Whether a hospital restricts visitors in an effort to stem the spread of the coronavirus, or a family caregiver is out of state or tied up at work, we cannot always accompany our aging parents to the hospital. Here’s what to do if your parent goes to the ER and/or is admitted to the hospital and you cannot be with them.
First, we have to trust in compassionate caregivers at the hospital. Of course no one can replace the presence of family, but when a relative just can’t be there – whether due to visitor restrictions or any other reason – remind yourself that the hospital staff is trained to provide care and that’s what they will do for your parent.
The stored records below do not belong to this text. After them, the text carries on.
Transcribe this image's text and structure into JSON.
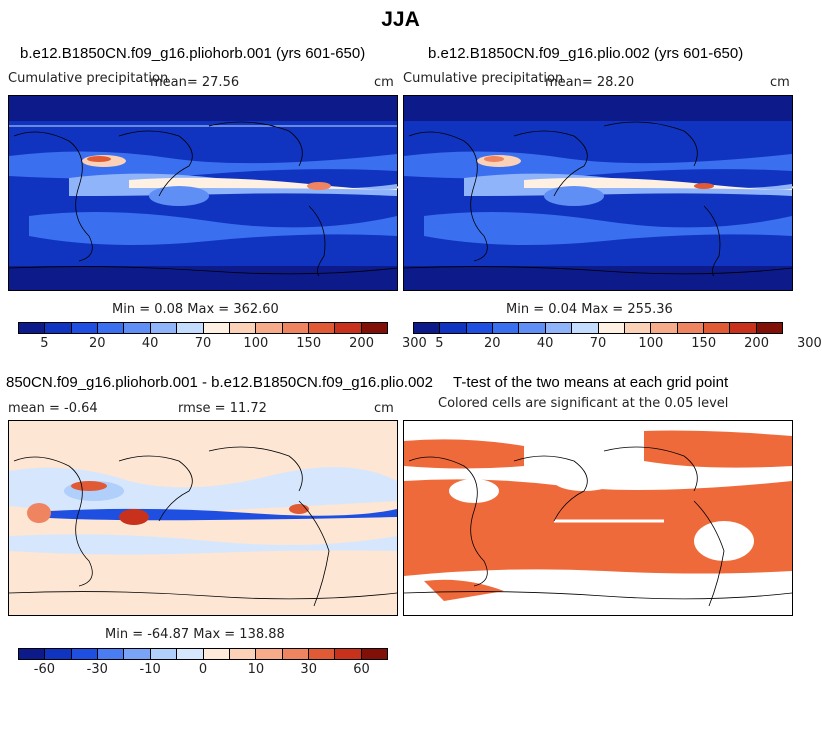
{
  "figure": {
    "title": "JJA"
  },
  "panels": [
    {
      "id": "p1",
      "title": "b.e12.B1850CN.f09_g16.pliohorb.001 (yrs 601-650)",
      "left_label": "Cumulative precipitation",
      "mean_label": "mean=  27.56",
      "units": "cm",
      "stats": "Min =    0.08 Max = 362.60",
      "colorbar": {
        "colors": [
          "#0c1a8a",
          "#1034c0",
          "#1e4fe0",
          "#3a6ff0",
          "#5f8ff5",
          "#8fb4fa",
          "#c4dcfd",
          "#fef0e2",
          "#fbd2b8",
          "#f6ab8a",
          "#ef8460",
          "#e05a36",
          "#c8321c",
          "#801008"
        ],
        "ticks": [
          "5",
          "20",
          "40",
          "70",
          "100",
          "150",
          "200",
          "300"
        ]
      }
    },
    {
      "id": "p2",
      "title": "b.e12.B1850CN.f09_g16.plio.002 (yrs 601-650)",
      "left_label": "Cumulative precipitation",
      "mean_label": "mean=  28.20",
      "units": "cm",
      "stats": "Min =    0.04 Max = 255.36",
      "colorbar": {
        "colors": [
          "#0c1a8a",
          "#1034c0",
          "#1e4fe0",
          "#3a6ff0",
          "#5f8ff5",
          "#8fb4fa",
          "#c4dcfd",
          "#fef0e2",
          "#fbd2b8",
          "#f6ab8a",
          "#ef8460",
          "#e05a36",
          "#c8321c",
          "#801008"
        ],
        "ticks": [
          "5",
          "20",
          "40",
          "70",
          "100",
          "150",
          "200",
          "300"
        ]
      }
    },
    {
      "id": "p3",
      "title": "850CN.f09_g16.pliohorb.001 - b.e12.B1850CN.f09_g16.plio.002",
      "mean_label": "mean =  -0.64",
      "rmse_label": "rmse =  11.72",
      "units": "cm",
      "stats": "Min = -64.87 Max = 138.88",
      "colorbar": {
        "colors": [
          "#0c1a8a",
          "#1034c0",
          "#1e4fe0",
          "#4a7cf2",
          "#7aa4f7",
          "#b0cffb",
          "#d6e7fd",
          "#fdeadb",
          "#fbd2b8",
          "#f6ab8a",
          "#ef8460",
          "#e05a36",
          "#c8321c",
          "#801008"
        ],
        "ticks": [
          "-60",
          "-30",
          "-10",
          "0",
          "10",
          "30",
          "60"
        ]
      }
    },
    {
      "id": "p4",
      "title": "T-test of the two means at each grid point",
      "subtitle": "Colored cells are significant at the 0.05 level"
    }
  ],
  "colors": {
    "map_background_blue": "#1034c0",
    "significance_orange": "#ef6a3a",
    "diff_background": "#fde6d4"
  }
}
Beyond providing comfort and support, the role of a working daughter or son, when a parent is hospitalized, is to be their advocate. To speak up for them, humanize them in the eyes of the medical team, and provide relevant context. There are ways to do that when you cannot be there in person. Caregiving during coronavirus takes some improvisation. Here’s how:
1. Create a travel packet. EMTs and other first responders are trained to look on the refrigerator for any advanced directives like DNRs (do not resuscitate orders). So put together a “For the hospital” kit and keep one set on the fridge (These magnetic holders are a great way to organize and display the information.) and one above your parent’s bed.* In addition to your parent’s advanced directive, include a photo copy – front and back – of their insurance card, their healthcare proxy and a list of the medications they take.
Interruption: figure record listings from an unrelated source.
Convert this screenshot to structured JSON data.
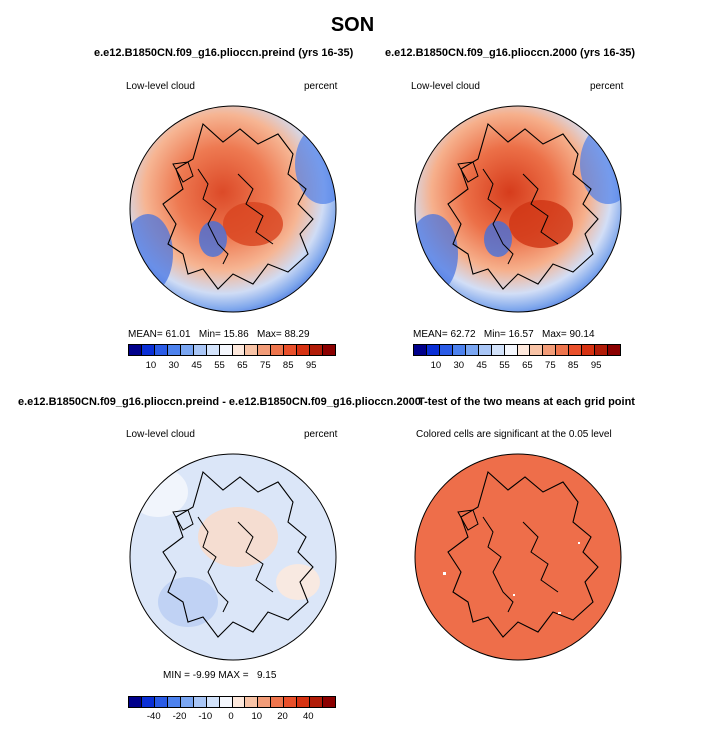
{
  "title": "SON",
  "panels": {
    "top_left": {
      "case": "e.e12.B1850CN.f09_g16.plioccn.preind (yrs 16-35)",
      "variable": "Low-level cloud",
      "units": "percent",
      "stats": {
        "mean_label": "MEAN=",
        "mean": "61.01",
        "min_label": "Min=",
        "min": "15.86",
        "max_label": "Max=",
        "max": "88.29"
      }
    },
    "top_right": {
      "case": "e.e12.B1850CN.f09_g16.plioccn.2000 (yrs 16-35)",
      "variable": "Low-level cloud",
      "units": "percent",
      "stats": {
        "mean_label": "MEAN=",
        "mean": "62.72",
        "min_label": "Min=",
        "min": "16.57",
        "max_label": "Max=",
        "max": "90.14"
      }
    },
    "bottom_left": {
      "case": "e.e12.B1850CN.f09_g16.plioccn.preind - e.e12.B1850CN.f09_g16.plioccn.2000",
      "variable": "Low-level cloud",
      "units": "percent",
      "stats": {
        "min_label": "MIN =",
        "min": "-9.99",
        "max_label": "MAX =",
        "max": "9.15"
      }
    },
    "bottom_right": {
      "title": "T-test of the two means at each grid point",
      "subtitle": "Colored cells are significant at the 0.05 level"
    }
  },
  "colorbars": {
    "abs": {
      "labels": [
        "10",
        "30",
        "45",
        "55",
        "65",
        "75",
        "85",
        "95"
      ],
      "colors": [
        "#00008b",
        "#0a2fd6",
        "#2a5be6",
        "#4d82ee",
        "#7aa6f2",
        "#a9c6f6",
        "#d2e2fa",
        "#f4f7fd",
        "#fde8dc",
        "#f8c3a6",
        "#f29c78",
        "#ee754d",
        "#e9502b",
        "#d63212",
        "#b11c08",
        "#8b0000"
      ]
    },
    "diff": {
      "labels": [
        "-40",
        "-20",
        "-10",
        "0",
        "10",
        "20",
        "40"
      ],
      "colors": [
        "#00008b",
        "#0a2fd6",
        "#2a5be6",
        "#4d82ee",
        "#7aa6f2",
        "#a9c6f6",
        "#d2e2fa",
        "#f4f7fd",
        "#fde8dc",
        "#f8c3a6",
        "#f29c78",
        "#ee754d",
        "#e9502b",
        "#d63212",
        "#b11c08",
        "#8b0000"
      ]
    }
  },
  "colors": {
    "ttest_fill": "#ee6e4a",
    "diff_base": "#dbe6f8"
  }
}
2. Include a note. Write a brief but descriptive note for the admitting team sharing the information you would have shared if you were at the hospital. This might include: your contact information, an overview of your parent’s medical history/concerns, any “please know” items. Ex, Please know my mother has early stage dementia and may be confused by …. . Also include a brief comment that humanizes your parent. Ex. Thank you for caring for our sweet mother. Friends call her Betty.”
3. Do not fret if your parent is currently isolated and you cannot put this info packet together. In the event he or she is hospitalized, you can call the hospital and convey all of this information
4. Balance your understanding and your assertiveness when asking for updates. Especially in these extraordinary times when hospital staffs are stretched beyond their limits, be respectful and muster up all of your patience while awaiting updates. But be as assertive as necessary if you are not getting the information you need. Ask your parent’s nurse and doctor how and when you should contact them for updates. Be clear with them about what you absolutely want to know. Be sure you are heard when you impart medical history and personal information. Then try to stay busy while you wait between briefings. Also, urge your family members to streamline contact with the hospital. One person should be the point of contact.
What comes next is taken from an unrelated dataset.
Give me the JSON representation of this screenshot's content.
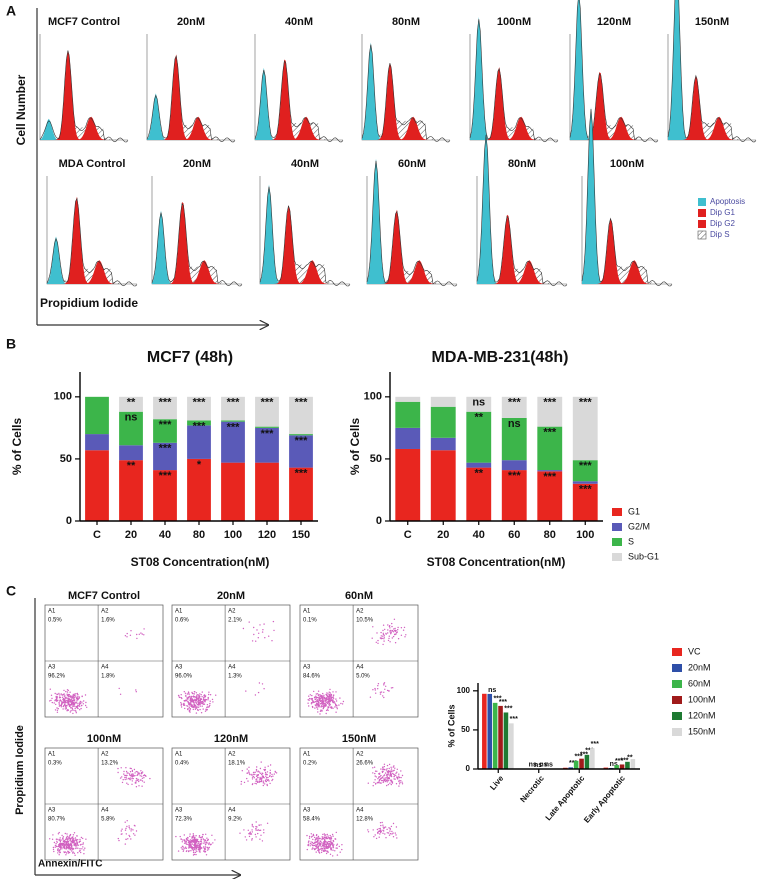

5. Ask about video chats and visitation policies. Some hospitals have the capacity to help patients FaceTime with family. Others are too busy. You won’t know if you don’t ask.
Finally, assume best intent and trust your parent knows you care. In times of crisis we tend to think that our relationships boil down to whether or not we get to them now. You have a lifetime of history with your parent. That’s what matters – not just this single moment.